Она уже давным-давно бросила защищать свои книги, ее не хватало ни на яростный протест, как бывало в начале, ни на шутливую отповедь. Он нашел роман УЖАСНЫМ — на здоровье, сама она находила его ЧУДОВИЩНЫМ.

— Я не совсем понимаю, — ответила она Бабетте, — что ты имеешь в виду, когда говоришь ПОХОЖА. Я вообще-то сама не знаю, на что похожа эта фотография.

— Ты на ней суровая, — сказала Бабетта.

— Да, — согласилась Аврора, — суровая и ПЕЧАЛЬНАЯ.

— Слава Богу, — вставила Глория, — ты НЕ ТАКАЯ.

Аврора смотрела на фотографию Великого Оракула рядом со своей. Вот о нем никто бы не стал задумываться, какой он — суровый или печальный. Это был Великий Оракул, и все, единственная фотография, которую он разрешал публиковать, — ее же он посылал своим диссертанткам для вдохновения, она же была помещена в энциклопедии XX века Лагарда и Мишара. Одна фотография одного писателя. Одно-единственное лицо бросает вызов веку, одни-единственные глаза созерцают эпоху. А сам он, никому больше не показывается, стареет в каком-то университете в Оклахоме — человек, который предрек смерть французской литературы и пришествие франкофонии. Свое бессмертие он обеспечил.

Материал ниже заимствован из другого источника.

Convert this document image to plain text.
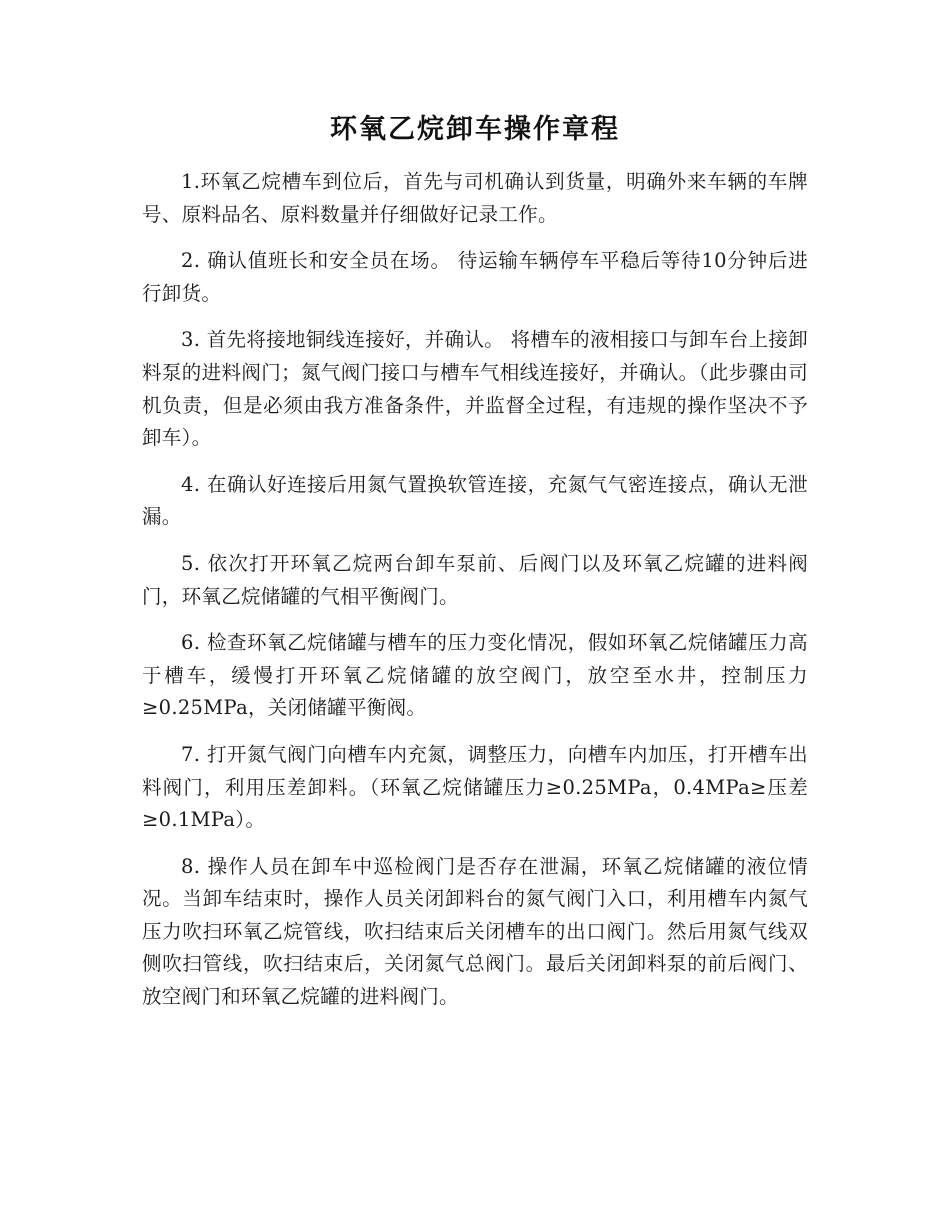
环氧乙烷卸车操作章程

1.环氧乙烷槽车到位后，首先与司机确认到货量，明确外来车辆的车牌号、原料品名、原料数量并仔细做好记录工作。

2. 确认值班长和安全员在场。 待运输车辆停车平稳后等待10分钟后进行卸货。

3. 首先将接地铜线连接好，并确认。 将槽车的液相接口与卸车台上接卸料泵的进料阀门；氮气阀门接口与槽车气相线连接好，并确认。（此步骤由司机负责，但是必须由我方准备条件，并监督全过程，有违规的操作坚决不予卸车）。

4. 在确认好连接后用氮气置换软管连接，充氮气气密连接点，确认无泄漏。

5. 依次打开环氧乙烷两台卸车泵前、后阀门以及环氧乙烷罐的进料阀门，环氧乙烷储罐的气相平衡阀门。

6. 检查环氧乙烷储罐与槽车的压力变化情况，假如环氧乙烷储罐压力高于槽车，缓慢打开环氧乙烷储罐的放空阀门，放空至水井，控制压力≥0.25MPa，关闭储罐平衡阀。

7. 打开氮气阀门向槽车内充氮，调整压力，向槽车内加压，打开槽车出料阀门，利用压差卸料。（环氧乙烷储罐压力≥0.25MPa，0.4MPa≥压差≥0.1MPa）。

8. 操作人员在卸车中巡检阀门是否存在泄漏，环氧乙烷储罐的液位情况。当卸车结束时，操作人员关闭卸料台的氮气阀门入口，利用槽车内氮气压力吹扫环氧乙烷管线，吹扫结束后关闭槽车的出口阀门。然后用氮气线双侧吹扫管线，吹扫结束后，关闭氮气总阀门。最后关闭卸料泵的前后阀门、放空阀门和环氧乙烷罐的进料阀门。
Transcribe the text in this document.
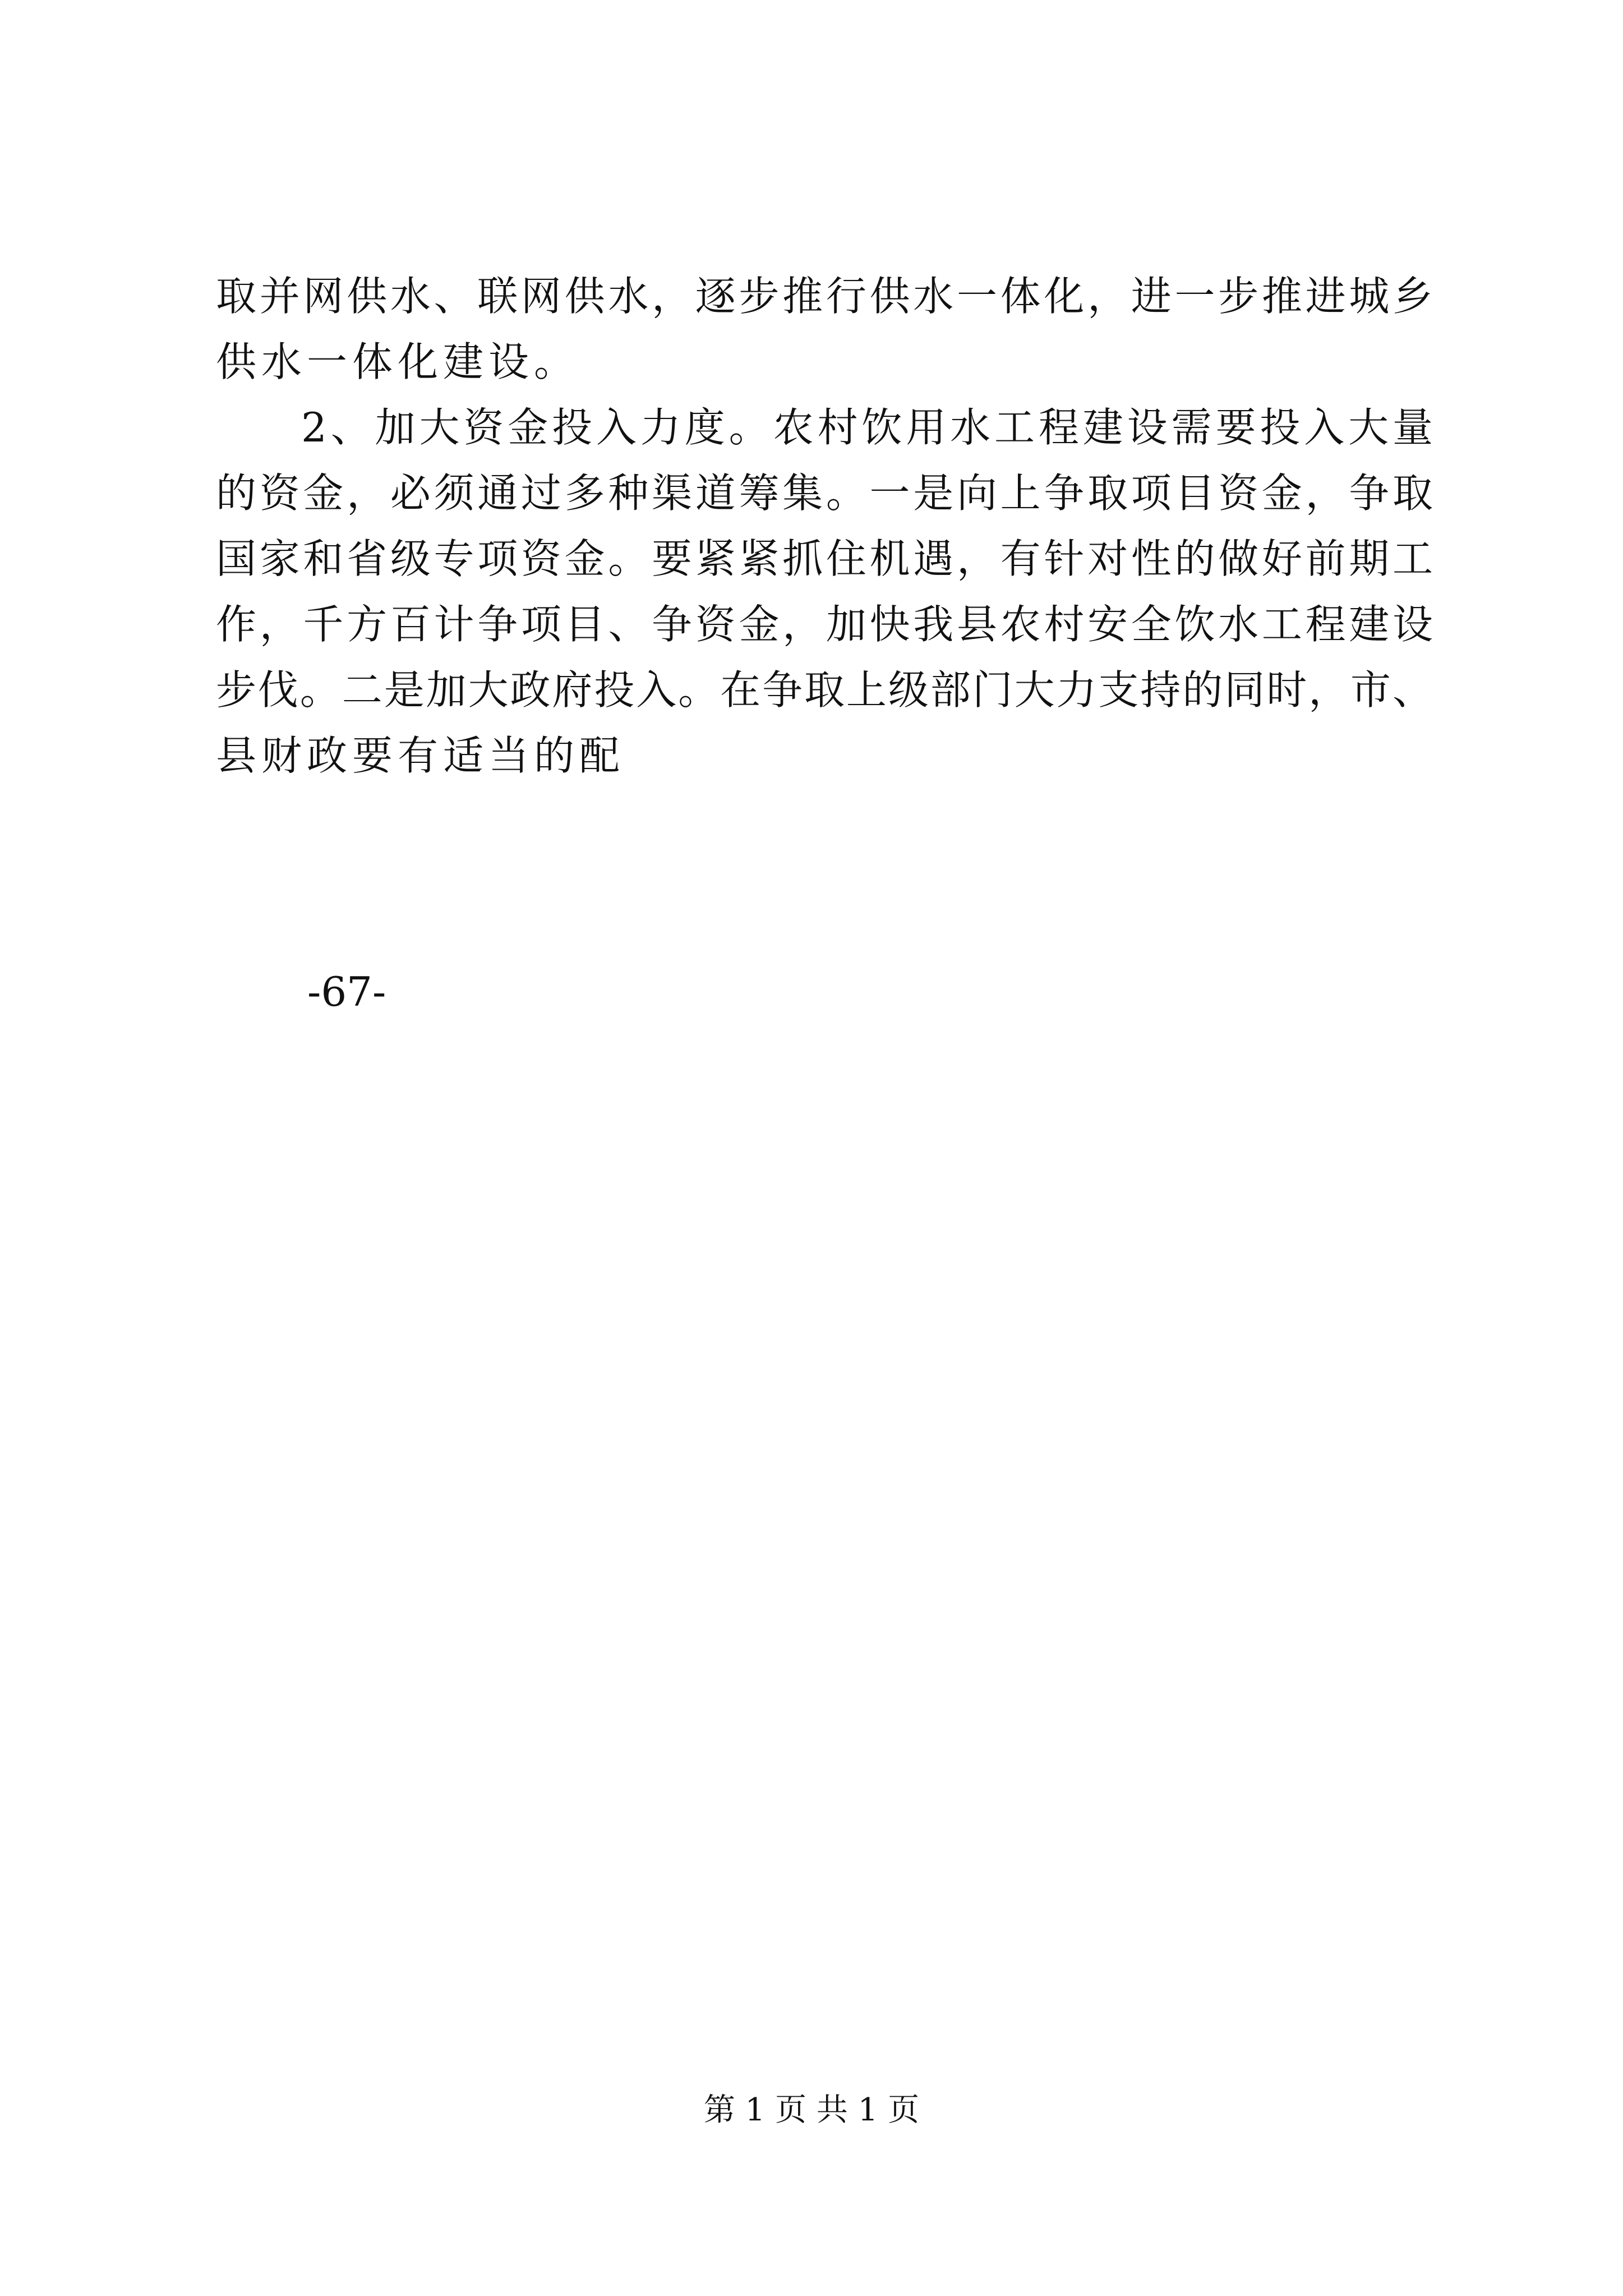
取并网供水、联网供水，逐步推行供水一体化，进一步推进城乡
供水一体化建设。
2、加大资金投入力度。农村饮用水工程建设需要投入大量
的资金，必须通过多种渠道筹集。一是向上争取项目资金，争取
国家和省级专项资金。要紧紧抓住机遇，有针对性的做好前期工
作，千方百计争项目、争资金，加快我县农村安全饮水工程建设
步伐。二是加大政府投入。在争取上级部门大力支持的同时，市、
县财政要有适当的配
-67-
第 1 页 共 1 页
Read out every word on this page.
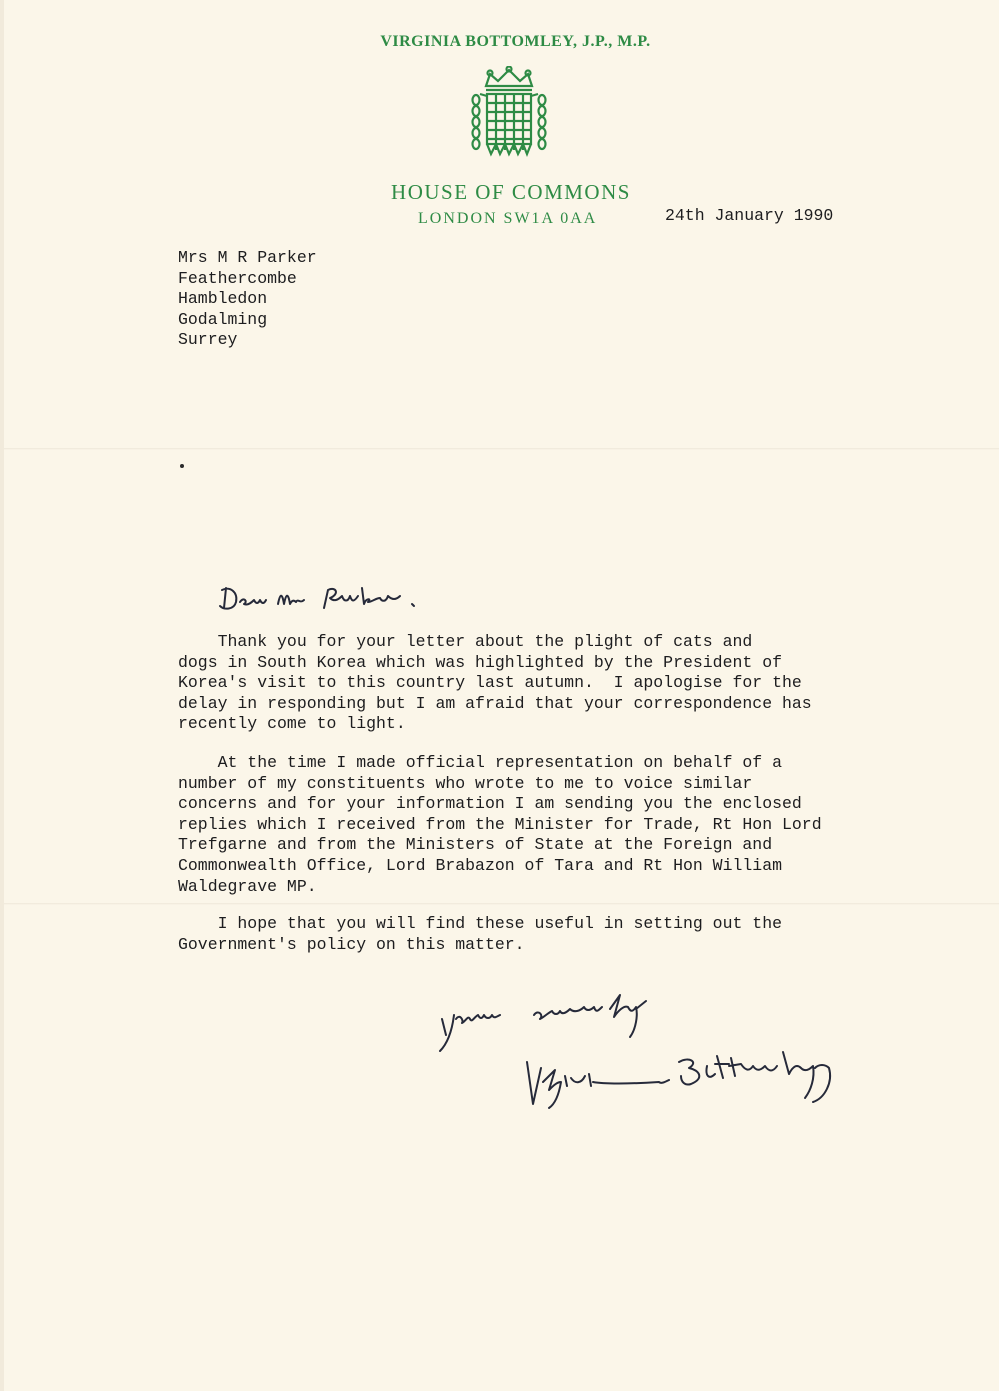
VIRGINIA BOTTOMLEY, J.P., M.P.
HOUSE OF COMMONS
LONDON SW1A 0AA	24th January 1990
Mrs M R Parker
Feathercombe
Hambledon
Godalming
Surrey
Thank you for your letter about the plight of cats and
dogs in South Korea which was highlighted by the President of
Korea's visit to this country last autumn.  I apologise for the
delay in responding but I am afraid that your correspondence has
recently come to light.
At the time I made official representation on behalf of a
number of my constituents who wrote to me to voice similar
concerns and for your information I am sending you the enclosed
replies which I received from the Minister for Trade, Rt Hon Lord
Trefgarne and from the Ministers of State at the Foreign and
Commonwealth Office, Lord Brabazon of Tara and Rt Hon William
Waldegrave MP.
I hope that you will find these useful in setting out the
Government's policy on this matter.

— Но ты ведь такая, разве нет? — гнула свое Бабетта. — Не верю я, что можно отделить писателя от его творчества, содержание от формы; писатель, не переживший того, о чем он пишет — это сказки.

— Я не литературовед, — ответила Аврора, уклоняясь от дискуссии, назревавшей, как семейная сцена, которой ей хотелось избежать, с самого начала симпозиума, уже потому, что она в нем участвовала.